O novo cenário tributário redefine o planejamento sucessório para famílias e empresas com patrimônio internacional.
O planejamento sucessório, antes visto como um mero cálculo de impostos ao final da vida, está passando por uma profunda transformação. A conjunção da reforma tributária, da globalização de ativos e da digitalização fiscal exige uma abordagem mais dinâmica e integrada. A maneira como indivíduos e empresas gerenciam e transmitem sua riqueza está em constante evolução, impactada por novas regulamentações e pela crescente complexidade das operações financeiras internacionais.
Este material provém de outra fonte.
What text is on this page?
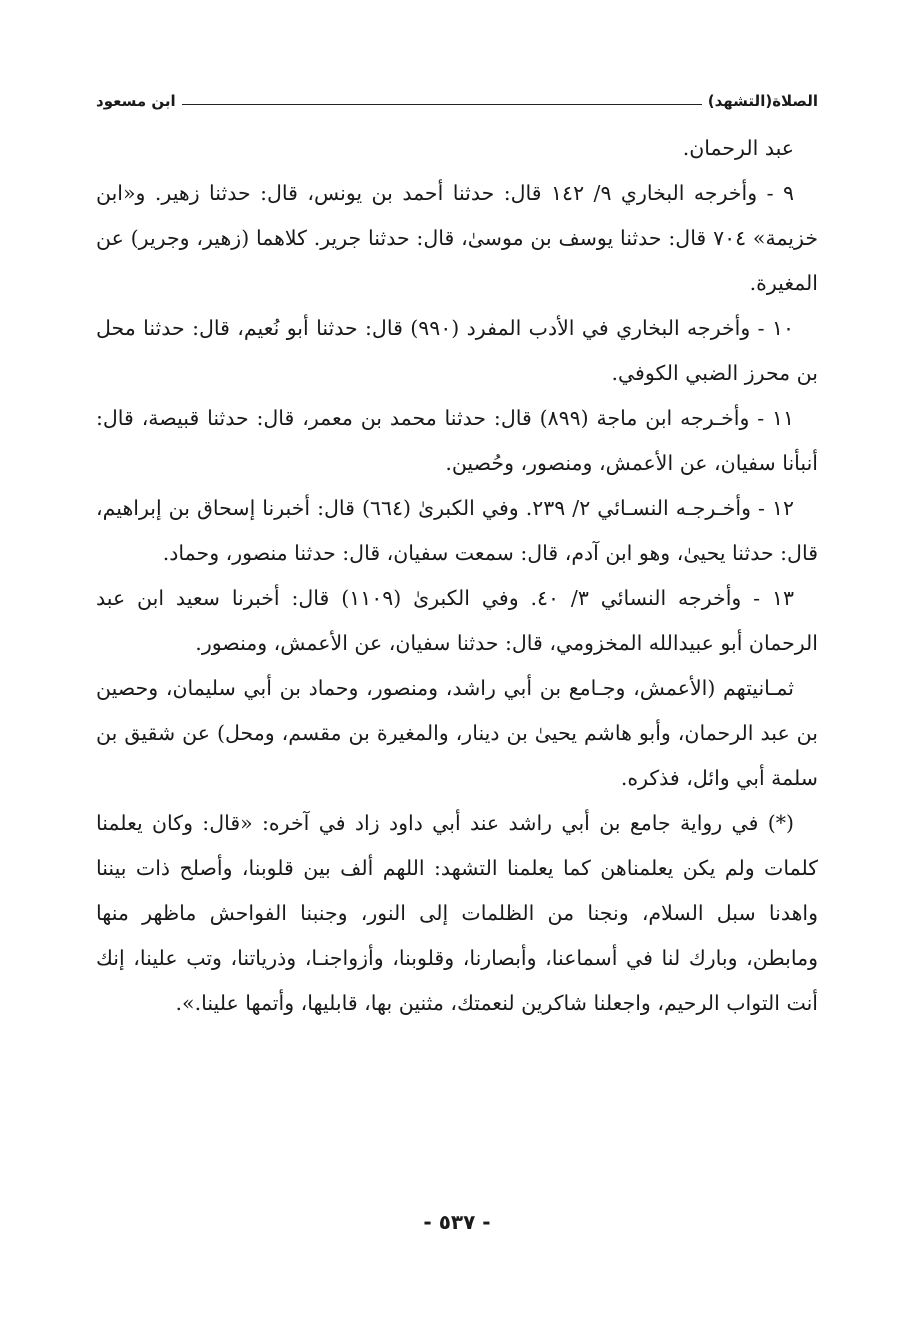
الصلاة(التشهد)
ابن مسعود

عبد الرحمان.

٩ - وأخرجه البخاري ٩/ ١٤٢ قال: حدثنا أحمد بن يونس، قال: حدثنا زهير. و«ابن خزيمة» ٧٠٤ قال: حدثنا يوسف بن موسىٰ، قال: حدثنا جرير. كلاهما (زهير، وجرير) عن المغيرة.

١٠ - وأخرجه البخاري في الأدب المفرد (٩٩٠) قال: حدثنا أبو نُعيم، قال: حدثنا محل بن محرز الضبي الكوفي.

١١ - وأخـرجه ابن ماجة (٨٩٩) قال: حدثنا محمد بن معمر، قال: حدثنا قبيصة، قال: أنبأنا سفيان، عن الأعمش، ومنصور، وحُصين.

١٢ - وأخـرجـه النسـائي ٢/ ٢٣٩. وفي الكبرىٰ (٦٦٤) قال: أخبرنا إسحاق بن إبراهيم، قال: حدثنا يحيىٰ، وهو ابن آدم، قال: سمعت سفيان، قال: حدثنا منصور، وحماد.

١٣ - وأخرجه النسائي ٣/ ٤٠. وفي الكبرىٰ (١١٠٩) قال: أخبرنا سعيد ابن عبد الرحمان أبو عبيدالله المخزومي، قال: حدثنا سفيان، عن الأعمش، ومنصور.

ثمـانيتهم (الأعمش، وجـامع بن أبي راشد، ومنصور، وحماد بن أبي سليمان، وحصين بن عبد الرحمان، وأبو هاشم يحيىٰ بن دينار، والمغيرة بن مقسم، ومحل) عن شقيق بن سلمة أبي وائل، فذكره.

(*) في رواية جامع بن أبي راشد عند أبي داود زاد في آخره: «قال: وكان يعلمنا كلمات ولم يكن يعلمناهن كما يعلمنا التشهد: اللهم ألف بين قلوبنا، وأصلح ذات بيننا واهدنا سبل السلام، ونجنا من الظلمات إلى النور، وجنبنا الفواحش ماظهر منها ومابطن، وبارك لنا في أسماعنا، وأبصارنا، وقلوبنا، وأزواجنـا، وذرياتنا، وتب علينا، إنك أنت التواب الرحيم، واجعلنا شاكرين لنعمتك، مثنين بها، قابليها، وأتمها علينا.».

- ٥٣٧ -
A recente discussão no Supremo Tribunal Federal (STF), em torno do Recurso Extraordinário (RE) nº 870.214, evidencia essa mudança de paradigma. O julgamento vai além de questões pontuais sobre herança ou doações, focando na tributação de lucros gerados por empresas controladas no exterior. A decisão sobre quando o Brasil pode incidir impostos sobre rendimentos produzidos fora de suas fronteiras é crucial para um número crescente de brasileiros com investimentos globais.
Essa nova realidade tributária e legal exige uma visão holística, onde a geração de renda, a gestão patrimonial e a sucessão se entrelaçam em um único ciclo. A análise detalhada de onde a riqueza está localizada, como é controlada e o momento de sua tributação tornam-se essenciais. A adoção de novas leis, como a Lei nº 14.754/2023 e a Emenda Constitucional nº 132/2023, reforçam a necessidade de uma estratégia integrada que considere tanto a renda quanto a transmissão de bens.
Da Fotografia ao Filme: Uma Nova Perspectiva Sucessória
Por décadas, o planejamento sucessório brasileiro limitava-se a uma “fotografia” do patrimônio em um determinado momento. A constituição de holdings, doações e o cálculo do Imposto sobre Transmissão Causa Mortis e Doação (ITCMD) eram as ferramentas predominantes. No entanto, com o avanço da tecnologia e a internacionalização dos ativos, essa abordagem tornou-se obsoleta.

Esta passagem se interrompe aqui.